There is one God who is Lord of all, over all, through all and within all.
In the summer of 2000 I spent three weeks in Salzburg, Austria, studying the city’s art, architecture and history. One evening we attended a Mass at St Peter’s Abbey Church. Nestled in the heart of the city, the sanctuary is grand and ornate, every surface intricately painted, carved or wrapped in gold. The choir sang a Bach Mass and it sounded as if the heavens themselves were singing. Although we each came from different religious backgrounds, each member of our class felt transported by the experience.
Afterward, we walked across the courtyard to the St. Peter Stiftskeller, one of the oldest continuously operating restaurants in Europe. We drank local wine, ate decadent dessert and laughed until we couldn’t stop. At the end of the evening I said that we had gone from the sacred to the silly in 15 steps, and the phrase caught on in our group. Sacred to silly: two opposites on a spectrum.
Since then, I’ve come to see more and more that the two are not so separate. We have the opportunity to encounter God in everything. The sacred--that which is of God or related to God—does not only exist in beautiful cathedrals or in glorious music. Certainly there are times that call for reverence and times that call for laughter; times for us to sing somberly and times for us to sing joyously.
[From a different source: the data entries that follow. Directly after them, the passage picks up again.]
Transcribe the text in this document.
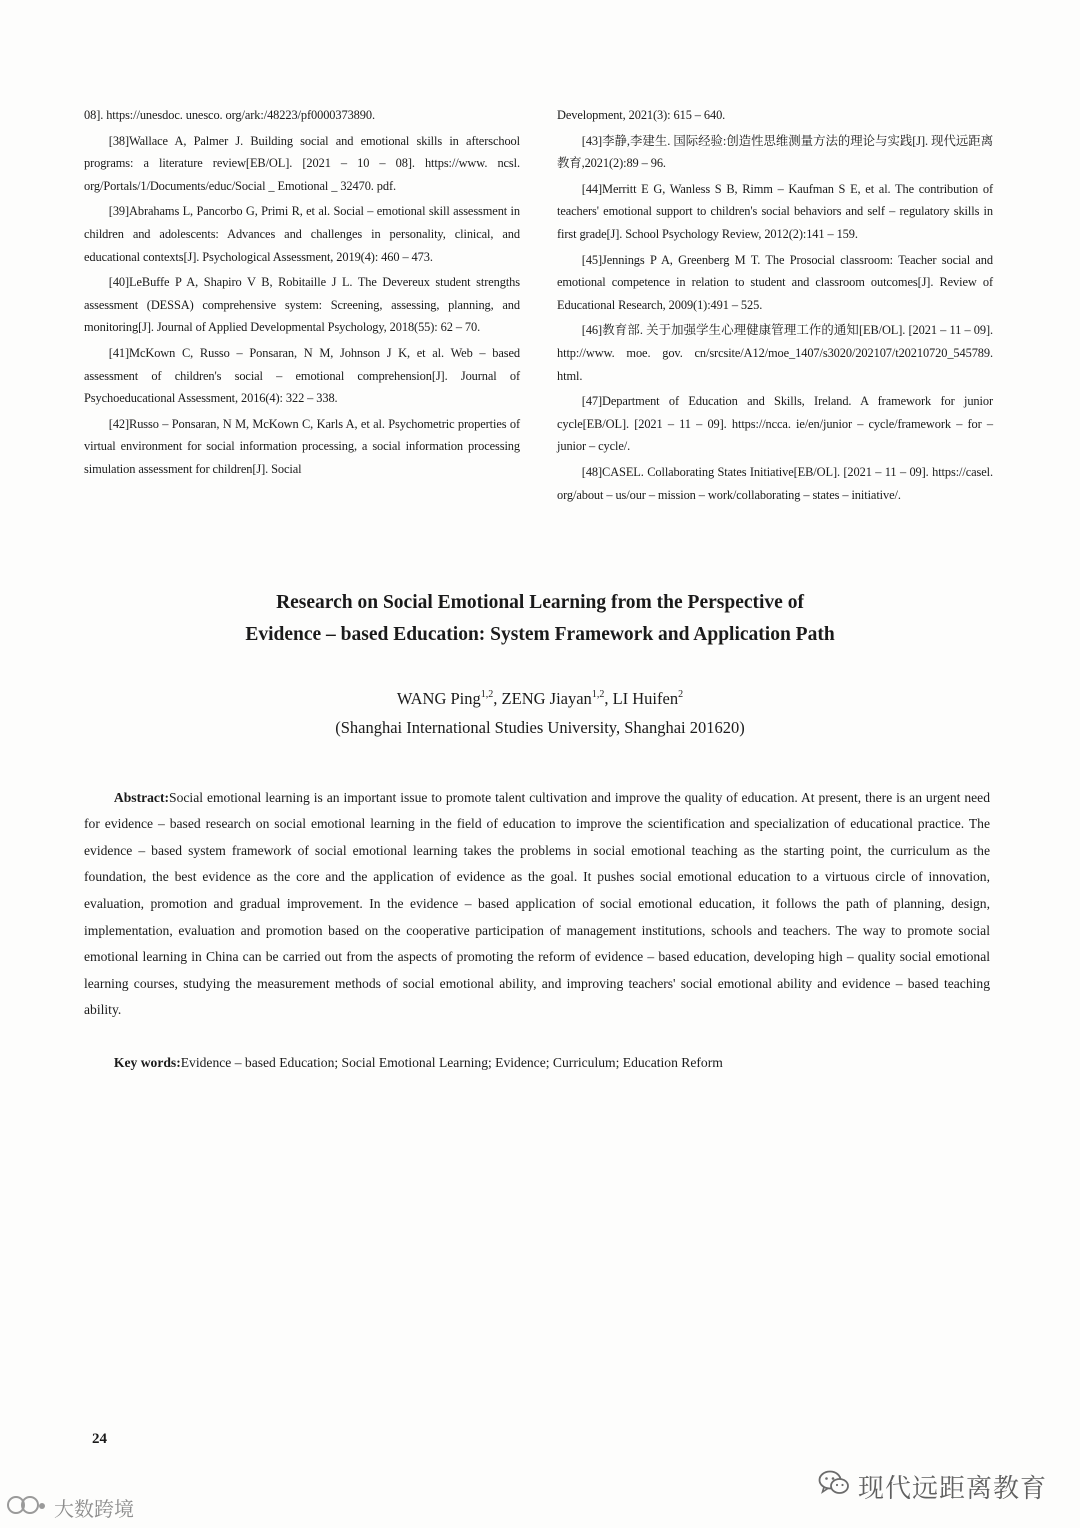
08]. https://unesdoc. unesco. org/ark:/48223/pf0000373890.

[38]Wallace A, Palmer J. Building social and emotional skills in afterschool programs: a literature review[EB/OL]. [2021 – 10 – 08]. https://www. ncsl. org/Portals/1/Documents/educ/Social _ Emotional _ 32470. pdf.

[39]Abrahams L, Pancorbo G, Primi R, et al. Social – emotional skill assessment in children and adolescents: Advances and challenges in personality, clinical, and educational contexts[J]. Psychological Assessment, 2019(4): 460 – 473.

[40]LeBuffe P A, Shapiro V B, Robitaille J L. The Devereux student strengths assessment (DESSA) comprehensive system: Screening, assessing, planning, and monitoring[J]. Journal of Applied Developmental Psychology, 2018(55): 62 – 70.

[41]McKown C, Russo – Ponsaran, N M, Johnson J K, et al. Web – based assessment of children's social – emotional comprehension[J]. Journal of Psychoeducational Assessment, 2016(4): 322 – 338.

[42]Russo – Ponsaran, N M, McKown C, Karls A, et al. Psychometric properties of virtual environment for social information processing, a social information processing simulation assessment for children[J]. Social

Development, 2021(3): 615 – 640.

[43]李静,李建生. 国际经验:创造性思维测量方法的理论与实践[J]. 现代远距离教育,2021(2):89 – 96.

[44]Merritt E G, Wanless S B, Rimm – Kaufman S E, et al. The contribution of teachers' emotional support to children's social behaviors and self – regulatory skills in first grade[J]. School Psychology Review, 2012(2):141 – 159.

[45]Jennings P A, Greenberg M T. The Prosocial classroom: Teacher social and emotional competence in relation to student and classroom outcomes[J]. Review of Educational Research, 2009(1):491 – 525.

[46]教育部. 关于加强学生心理健康管理工作的通知[EB/OL]. [2021 – 11 – 09]. http://www. moe. gov. cn/srcsite/A12/moe_1407/s3020/202107/t20210720_545789. html.

[47]Department of Education and Skills, Ireland. A framework for junior cycle[EB/OL]. [2021 – 11 – 09]. https://ncca. ie/en/junior – cycle/framework – for – junior – cycle/.

[48]CASEL. Collaborating States Initiative[EB/OL]. [2021 – 11 – 09]. https://casel. org/about – us/our – mission – work/collaborating – states – initiative/.

Research on Social Emotional Learning from the Perspective of
Evidence – based Education: System Framework and Application Path
WANG Ping$^{1,2}$, ZENG Jiayan$^{1,2}$, LI Huifen$^2$
(Shanghai International Studies University, Shanghai 201620)

Abstract:Social emotional learning is an important issue to promote talent cultivation and improve the quality of education. At present, there is an urgent need for evidence – based research on social emotional learning in the field of education to improve the scientification and specialization of educational practice. The evidence – based system framework of social emotional learning takes the problems in social emotional teaching as the starting point, the curriculum as the foundation, the best evidence as the core and the application of evidence as the goal. It pushes social emotional education to a virtuous circle of innovation, evaluation, promotion and gradual improvement. In the evidence – based application of social emotional education, it follows the path of planning, design, implementation, evaluation and promotion based on the cooperative participation of management institutions, schools and teachers. The way to promote social emotional learning in China can be carried out from the aspects of promoting the reform of evidence – based education, developing high – quality social emotional learning courses, studying the measurement methods of social emotional ability, and improving teachers' social emotional ability and evidence – based teaching ability.

Key words:Evidence – based Education; Social Emotional Learning; Evidence; Curriculum; Education Reform

24
现代远距离教育
大数跨境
But each experience is a chance to encounter God.
The laughter we shared around that table in an old restaurant was sacred. Our hike down the Alps, complete with a snowball fight in July, was sacred. Our tour of a WWII concentration camp was sacred, painfully so. Our walk to a pilgrimage church in a meadow of wildflowers was sacred too. God is over and through and within all.
Prayer: God of all, thank you for the breadth of human experience. Tune our hearts to sense your presence in all of it. Tune our lives to reflect your presence and our voices to sing your praise. Amen.